Agrupamento Estável — É importante, neste ponto da discussão, citar ainda o doutor Valentin Carrión, respeitado autor na área do Direito do Trabalho, cujos ensinamentos eternizaram-se com seu recente falecimento. Em sua obra Comentários à Consolidação das Leis do Trabalho, Carrión dirime a dúvida que ainda resta sobre o tema. “Sindicato de empregados é o agrupamento estável de membros de uma profissão, destinado a assegurar a defesa e representação da respectiva profissão para melhorar as condições de trabalho”, enfatiza.
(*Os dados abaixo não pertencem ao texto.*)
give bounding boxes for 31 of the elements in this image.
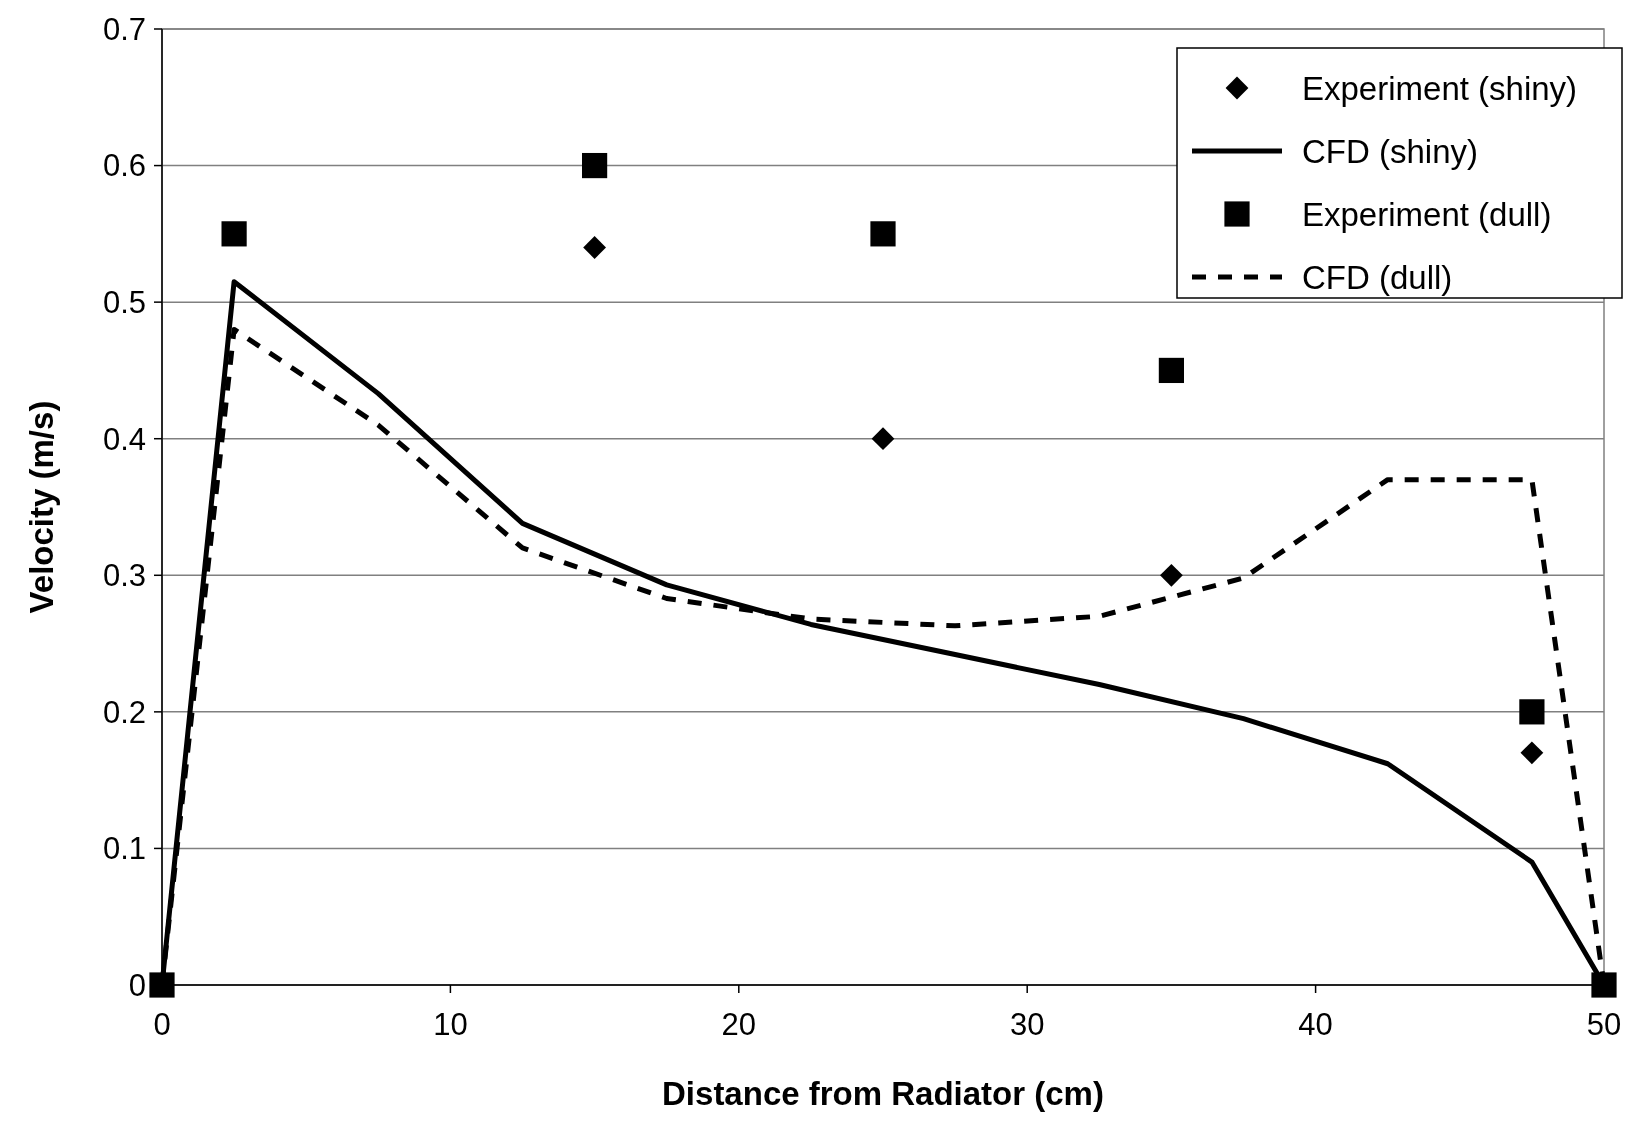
point	[583, 236, 606, 259]
legend-label: Experiment (shiny)	[1302, 69, 1578, 107]
y-tick-label: 0.1	[102, 831, 146, 867]
x-tick-label: 30	[1009, 1007, 1045, 1042]
x-tick-label: 20	[721, 1007, 757, 1042]
point	[221, 221, 247, 247]
x-tick-label: 50	[1586, 1007, 1622, 1042]
y-tick-label: 0.7	[102, 11, 146, 47]
point	[1158, 357, 1184, 384]
x-axis-title: Distance from Radiator (cm)	[662, 1075, 1104, 1112]
y-tick-label: 0.2	[102, 694, 146, 730]
y-tick-label: 0.4	[102, 421, 146, 457]
y-tick-label: 0.3	[102, 558, 146, 594]
point	[871, 427, 895, 451]
point	[1520, 741, 1544, 765]
legend-label: CFD (dull)	[1302, 258, 1453, 296]
x-tick-label: 10	[433, 1007, 468, 1042]
point	[1591, 972, 1617, 998]
point	[149, 972, 175, 998]
x-tick-label: 40	[1298, 1007, 1333, 1042]
x-tick-label: 0	[153, 1007, 171, 1042]
point	[1160, 563, 1183, 587]
y-tick-label: 0	[128, 967, 146, 1003]
point	[582, 152, 608, 179]
y-tick-label: 0.5	[102, 284, 146, 320]
legend-label: Experiment (dull)	[1302, 195, 1552, 233]
point	[1519, 699, 1545, 725]
legend-label: CFD (shiny)	[1302, 132, 1479, 170]
y-tick-label: 0.6	[102, 148, 146, 184]
y-axis-title: Velocity (m/s)	[23, 400, 60, 614]
point	[870, 221, 896, 247]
Citando ainda o autor espanhol Alonso Olea, Carrión assegura que “é tão importante a função reguladora das condições de trabalho do sindicato que, sem essa atividade, pode ser outra coisa, sociedade de socorros mútuos, um órgão político, uma instituição recreativa, não um sindicato”.
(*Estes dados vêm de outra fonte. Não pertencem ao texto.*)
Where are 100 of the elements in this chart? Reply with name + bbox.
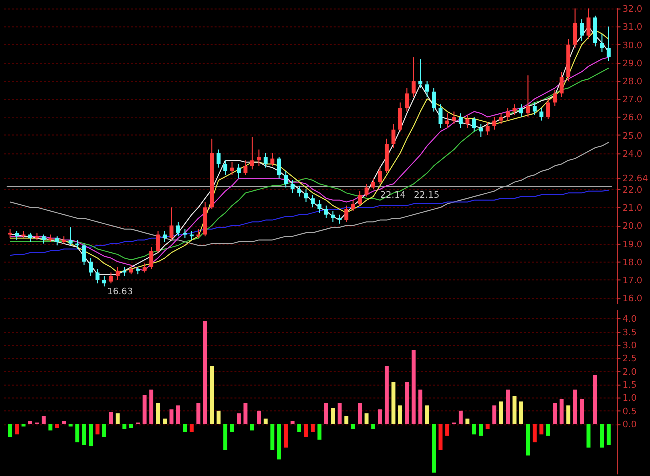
bar	[566, 406, 571, 424]
candlestick	[398, 102, 402, 132]
candlestick	[412, 57, 416, 98]
y-tick-label: 16.0	[622, 294, 643, 305]
y-tick-label: 0.5	[622, 407, 637, 418]
bar	[372, 424, 376, 430]
y-tick-label: 29.0	[622, 59, 643, 70]
candlestick	[466, 114, 470, 129]
candlestick	[425, 80, 430, 98]
bar	[68, 424, 73, 427]
bar	[526, 424, 530, 456]
candlestick	[257, 149, 262, 167]
candlestick	[277, 156, 282, 180]
bar	[250, 424, 254, 431]
candlestick	[378, 167, 382, 185]
bar	[216, 410, 221, 424]
candlestick	[42, 234, 46, 244]
bar	[284, 424, 288, 448]
ref-line-label: 22.15	[414, 190, 440, 201]
bar	[479, 424, 484, 436]
candlestick	[560, 71, 564, 98]
bar	[190, 424, 194, 432]
y-tick-label: 26.0	[622, 114, 643, 124]
bar	[384, 366, 389, 424]
y-tick-label: 2.0	[622, 368, 638, 378]
bar	[8, 424, 12, 438]
bar	[89, 424, 94, 447]
candlestick	[532, 102, 537, 116]
candlestick	[142, 263, 147, 274]
candlestick	[28, 232, 32, 242]
bar	[142, 395, 147, 424]
bar	[129, 424, 134, 428]
candlestick	[372, 178, 376, 190]
bar	[210, 366, 214, 424]
bar	[237, 414, 241, 424]
bar	[338, 403, 342, 424]
bar	[310, 424, 315, 432]
candlestick	[298, 185, 302, 198]
bar	[122, 424, 127, 430]
y-tick-label: 27.0	[622, 96, 643, 106]
bar	[230, 424, 234, 432]
candlestick	[264, 152, 268, 168]
bar	[196, 403, 201, 424]
bar	[42, 416, 46, 424]
bar	[593, 375, 598, 424]
y-tick-label: 22.64	[622, 174, 649, 184]
candlestick	[546, 98, 550, 120]
bar	[76, 424, 80, 443]
y-tick-label: 24.0	[622, 150, 643, 160]
y-tick-label: 1.0	[622, 394, 638, 404]
y-tick-label: 17.0	[622, 276, 643, 286]
candlestick	[452, 111, 456, 125]
candlestick	[405, 88, 410, 112]
candlestick	[344, 205, 349, 223]
bar	[170, 410, 174, 424]
candlestick	[150, 246, 154, 270]
bar	[425, 406, 430, 424]
bar	[331, 408, 336, 424]
candlestick	[438, 104, 443, 129]
candlestick	[573, 8, 578, 49]
candlestick	[358, 190, 362, 206]
bar	[580, 399, 584, 424]
bar	[364, 414, 369, 424]
y-tick-label: 3.0	[622, 342, 638, 352]
candlestick	[486, 122, 490, 136]
bar	[257, 410, 262, 424]
candlestick	[224, 160, 228, 176]
candlestick	[284, 170, 288, 188]
candlestick	[499, 113, 504, 125]
candlestick	[55, 236, 60, 246]
y-tick-label: 28.0	[622, 78, 643, 88]
annotation: 16.63	[107, 288, 133, 298]
bar	[472, 424, 476, 435]
candlestick	[230, 162, 234, 176]
bar	[573, 390, 578, 424]
bar	[606, 424, 611, 446]
bar	[163, 418, 167, 424]
y-tick-label: 0.0	[622, 420, 638, 431]
candlestick	[324, 205, 328, 219]
candlestick	[129, 265, 134, 276]
bar	[203, 321, 208, 424]
bar	[499, 402, 504, 424]
y-tick-label: 18.0	[622, 258, 643, 268]
y-tick-label: 30.0	[622, 41, 643, 52]
candlestick	[250, 136, 254, 170]
candlestick	[492, 116, 497, 130]
bar	[55, 424, 60, 428]
candlestick	[270, 152, 275, 167]
bar	[412, 350, 416, 424]
bar	[48, 424, 53, 431]
candlestick	[89, 258, 94, 277]
bar	[358, 403, 362, 424]
bar	[82, 424, 86, 446]
candlestick	[600, 34, 604, 53]
bar	[102, 424, 106, 438]
bar	[553, 403, 558, 424]
bar	[392, 382, 396, 424]
candlestick	[8, 228, 12, 239]
bar	[264, 418, 268, 424]
candlestick	[102, 276, 106, 288]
O jurista deixa claro que conceituamos como categoria profissional o conjunto de trabalhadores que têm, permanentemente, identidade de inter
esses em razão de sua atividade laborativa. “O enquadramento individual filia os trabalhadores, de acordo com suas profissões (…) O critério da Lei leva em consideração as profissões homogêneas, similares ou conexas, prevalecendo o critério da atividade econômica preponderante da empresa, salvo tratando-se de categoria profissional diferenciada ou de profissão liberal, quando se leva em conta a profissão, ou melhor, as condições profissionais de trabalho do empregado”. É o caso dos aeronautas, publicitários ou de outra profissão que tenha regulamento próprio.
A conclusão que oferecemos ao leitor, a respeito desse polêmico assunto, fica cristalina diante dos fatos apresentados. E ela é de que só é possível existir um sindicato, no conceito jurídico e legal, que funcione como tal em se tratando de categoria profissional ou de trabalhadores, de cuja relação participem, na maioria, empregados e empregadores. A Ufologia nem de longe preenche tais requisitos de ordem conceitual, mormente jurídica, ficando assim no campo dos sonhos e pretensões.
Recentemente, a curiosa proposta da fundação de um sindicato de ufólogos, no Brasil, gerou surpresas e estimulou uma série de discussões. A idéia dividiu estudiosos das mais variadas correntes de pensamento de nossa Ufologia, algumas achando a proposta interessante e, outras, taxando-a como totalmente descabida. Em nossa edição 80 apresentamos detalhes de como a proposta foi lançada, em São Paulo, através de um movimento no mínimo obscuro. Na matéria, nosso consultor Vanderlei D’Agostino mostrou que interesses pouco nobres se escondem por trás da idéia. Mas mesmo com o então esclarecimento dos fatos perante a comunidade ufológica, a proposta ainda suscita interesse. Agora, nosso co-editor apresenta os aspectos constituicionais e jurídicos relativos à criação de uma entidade desse tipo, mostrando sua completa inviabilidade no campo ufológico.